5) These fun holidays and seasons seem to come and go so fast, it's great to take the opportunity to teach the child the related vocabulary. Valentine, Jack O Lantern, Turkey, Shamrock, (I could go on and on) are all fun words that are important for the child to learn. One reason for that is it builds their schema, or their background knowledge that will help them in reading later. For example, next time they read a book about a turkey, they will form an idea in their mind based on what they have experienced with a turkey. It leads to better comprehension because they already have a foundation knowledge of what it is, what it looks like, what it does, etc.
6) Sitting down and doing a craft is a good way of lengthening a child's attention and gets them prepared for school, where they will be required to sit down and follow directions given by a teacher.
7) Cutting, taping, pasting, and drawing are all great ways to build those fine motor skills. Practice practice practice!
8) You can indirectly teach sequencing by structuring the craft in the right way. Use words like "First, Then, Next, and Last" to teach the child that things have to happen in a certain order.

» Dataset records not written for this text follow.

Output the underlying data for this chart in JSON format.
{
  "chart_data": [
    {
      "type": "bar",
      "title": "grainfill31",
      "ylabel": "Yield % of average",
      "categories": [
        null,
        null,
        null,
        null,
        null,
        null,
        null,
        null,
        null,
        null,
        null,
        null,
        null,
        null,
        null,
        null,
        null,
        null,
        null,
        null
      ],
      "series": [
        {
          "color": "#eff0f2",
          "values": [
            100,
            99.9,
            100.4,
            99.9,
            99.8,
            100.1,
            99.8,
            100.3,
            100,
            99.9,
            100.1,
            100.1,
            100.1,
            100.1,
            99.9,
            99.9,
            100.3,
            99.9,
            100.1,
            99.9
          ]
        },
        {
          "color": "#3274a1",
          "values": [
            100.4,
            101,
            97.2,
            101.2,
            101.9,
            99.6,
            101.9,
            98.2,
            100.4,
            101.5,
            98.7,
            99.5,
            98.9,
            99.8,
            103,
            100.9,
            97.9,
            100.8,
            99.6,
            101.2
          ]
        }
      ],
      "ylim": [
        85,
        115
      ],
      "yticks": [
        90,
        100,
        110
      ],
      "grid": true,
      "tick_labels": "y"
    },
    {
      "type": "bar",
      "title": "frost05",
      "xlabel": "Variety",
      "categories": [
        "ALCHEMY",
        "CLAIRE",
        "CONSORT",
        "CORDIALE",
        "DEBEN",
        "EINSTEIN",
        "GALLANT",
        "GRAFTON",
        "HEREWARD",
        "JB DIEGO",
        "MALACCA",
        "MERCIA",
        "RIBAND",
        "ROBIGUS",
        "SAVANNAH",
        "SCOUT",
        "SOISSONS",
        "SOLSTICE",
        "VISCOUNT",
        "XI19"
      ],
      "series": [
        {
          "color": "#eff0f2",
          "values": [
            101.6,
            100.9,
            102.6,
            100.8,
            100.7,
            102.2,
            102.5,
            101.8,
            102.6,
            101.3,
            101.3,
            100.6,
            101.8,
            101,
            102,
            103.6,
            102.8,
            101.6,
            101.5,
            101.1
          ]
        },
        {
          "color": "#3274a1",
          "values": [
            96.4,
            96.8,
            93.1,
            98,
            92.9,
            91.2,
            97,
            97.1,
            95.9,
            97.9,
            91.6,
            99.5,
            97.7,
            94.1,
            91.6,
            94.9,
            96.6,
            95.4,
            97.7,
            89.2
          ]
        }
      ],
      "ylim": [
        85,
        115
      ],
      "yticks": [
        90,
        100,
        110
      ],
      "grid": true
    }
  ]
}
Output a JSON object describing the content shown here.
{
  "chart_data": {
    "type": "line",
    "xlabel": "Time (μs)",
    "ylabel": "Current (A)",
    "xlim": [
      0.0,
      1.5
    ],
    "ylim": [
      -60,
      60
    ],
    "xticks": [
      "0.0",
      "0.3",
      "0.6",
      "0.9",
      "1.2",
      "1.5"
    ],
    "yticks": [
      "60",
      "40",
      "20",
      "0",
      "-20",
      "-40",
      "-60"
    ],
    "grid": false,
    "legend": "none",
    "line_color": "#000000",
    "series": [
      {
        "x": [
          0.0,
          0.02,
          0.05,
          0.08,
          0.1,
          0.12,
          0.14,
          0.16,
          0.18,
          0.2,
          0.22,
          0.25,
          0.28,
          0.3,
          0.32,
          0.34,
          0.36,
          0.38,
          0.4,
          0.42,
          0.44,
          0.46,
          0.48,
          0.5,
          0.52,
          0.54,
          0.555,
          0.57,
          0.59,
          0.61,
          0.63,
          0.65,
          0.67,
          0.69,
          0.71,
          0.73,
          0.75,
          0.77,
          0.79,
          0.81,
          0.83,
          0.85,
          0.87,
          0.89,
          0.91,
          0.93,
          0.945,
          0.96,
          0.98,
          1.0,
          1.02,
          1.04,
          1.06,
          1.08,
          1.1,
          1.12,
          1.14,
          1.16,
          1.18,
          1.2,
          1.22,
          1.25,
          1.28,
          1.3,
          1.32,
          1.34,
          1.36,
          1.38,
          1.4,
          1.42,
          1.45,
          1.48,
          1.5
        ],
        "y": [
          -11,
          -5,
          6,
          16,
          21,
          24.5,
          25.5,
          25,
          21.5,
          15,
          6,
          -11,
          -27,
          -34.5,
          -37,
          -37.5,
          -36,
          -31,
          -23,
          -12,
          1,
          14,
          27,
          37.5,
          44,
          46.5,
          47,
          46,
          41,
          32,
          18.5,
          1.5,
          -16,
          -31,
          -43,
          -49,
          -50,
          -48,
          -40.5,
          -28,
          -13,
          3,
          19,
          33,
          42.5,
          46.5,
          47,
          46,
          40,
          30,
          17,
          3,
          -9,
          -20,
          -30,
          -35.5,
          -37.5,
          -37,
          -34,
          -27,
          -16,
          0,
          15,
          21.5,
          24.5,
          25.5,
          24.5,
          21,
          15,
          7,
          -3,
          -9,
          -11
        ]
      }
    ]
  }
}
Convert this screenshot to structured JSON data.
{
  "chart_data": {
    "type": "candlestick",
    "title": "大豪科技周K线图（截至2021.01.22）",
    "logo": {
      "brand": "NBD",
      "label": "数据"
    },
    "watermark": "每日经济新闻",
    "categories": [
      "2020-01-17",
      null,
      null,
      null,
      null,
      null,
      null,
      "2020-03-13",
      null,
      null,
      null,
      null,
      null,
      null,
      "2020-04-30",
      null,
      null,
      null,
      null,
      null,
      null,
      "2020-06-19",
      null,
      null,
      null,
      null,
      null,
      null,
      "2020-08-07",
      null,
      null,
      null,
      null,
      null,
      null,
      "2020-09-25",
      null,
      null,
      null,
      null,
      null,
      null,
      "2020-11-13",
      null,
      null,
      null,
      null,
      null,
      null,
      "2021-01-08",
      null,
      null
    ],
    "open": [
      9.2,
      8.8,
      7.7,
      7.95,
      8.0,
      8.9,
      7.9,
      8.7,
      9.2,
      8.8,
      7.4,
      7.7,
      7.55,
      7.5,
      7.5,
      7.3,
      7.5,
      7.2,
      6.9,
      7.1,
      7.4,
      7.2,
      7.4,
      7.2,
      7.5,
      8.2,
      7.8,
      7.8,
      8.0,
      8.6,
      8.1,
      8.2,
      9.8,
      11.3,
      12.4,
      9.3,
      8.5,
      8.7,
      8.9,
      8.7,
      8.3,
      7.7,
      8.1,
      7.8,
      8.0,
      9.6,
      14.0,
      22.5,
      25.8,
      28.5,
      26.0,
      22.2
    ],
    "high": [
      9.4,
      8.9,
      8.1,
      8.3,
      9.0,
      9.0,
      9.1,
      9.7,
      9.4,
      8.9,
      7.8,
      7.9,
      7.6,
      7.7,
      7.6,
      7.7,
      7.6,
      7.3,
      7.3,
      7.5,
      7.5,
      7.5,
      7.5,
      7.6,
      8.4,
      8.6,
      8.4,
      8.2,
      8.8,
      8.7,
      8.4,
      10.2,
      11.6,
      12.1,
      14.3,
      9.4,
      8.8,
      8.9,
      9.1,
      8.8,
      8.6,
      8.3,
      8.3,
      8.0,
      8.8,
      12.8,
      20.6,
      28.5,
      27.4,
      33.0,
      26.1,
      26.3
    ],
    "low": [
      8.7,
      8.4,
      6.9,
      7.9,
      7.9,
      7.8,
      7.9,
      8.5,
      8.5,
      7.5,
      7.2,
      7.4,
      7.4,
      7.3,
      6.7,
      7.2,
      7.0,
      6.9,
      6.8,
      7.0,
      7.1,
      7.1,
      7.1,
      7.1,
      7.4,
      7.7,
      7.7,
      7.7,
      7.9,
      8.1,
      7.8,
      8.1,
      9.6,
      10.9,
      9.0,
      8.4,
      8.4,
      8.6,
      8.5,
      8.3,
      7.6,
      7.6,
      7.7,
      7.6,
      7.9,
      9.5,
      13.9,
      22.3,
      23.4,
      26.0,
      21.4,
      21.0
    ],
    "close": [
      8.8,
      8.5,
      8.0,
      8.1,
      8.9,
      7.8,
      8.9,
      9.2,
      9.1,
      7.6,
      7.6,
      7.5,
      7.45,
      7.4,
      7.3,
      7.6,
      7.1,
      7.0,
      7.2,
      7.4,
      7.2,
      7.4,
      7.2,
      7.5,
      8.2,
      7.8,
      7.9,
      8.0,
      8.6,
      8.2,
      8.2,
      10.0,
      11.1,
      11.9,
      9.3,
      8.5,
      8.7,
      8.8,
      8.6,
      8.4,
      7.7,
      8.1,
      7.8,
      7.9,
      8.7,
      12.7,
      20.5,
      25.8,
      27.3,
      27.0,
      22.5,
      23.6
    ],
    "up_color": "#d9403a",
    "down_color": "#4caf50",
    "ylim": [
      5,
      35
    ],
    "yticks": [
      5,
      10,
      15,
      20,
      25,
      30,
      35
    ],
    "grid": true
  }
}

9) Crafting is a great way to focus on following directions - a crucial skill in the classroom environment. It's easy to adapt the directions to one step or two steps, depending on the child's level. You could start by simply saying, "Get the gluestick" and then when the child is older and smarter you can say things like, "First hand me the sticker, then you write your name."
10) Take it home and talk about it! Creating something leads to a feeling of ownership and pride, which can lead to great conversation and carry-over when the child proudly presents his new creation to Mom or Dad!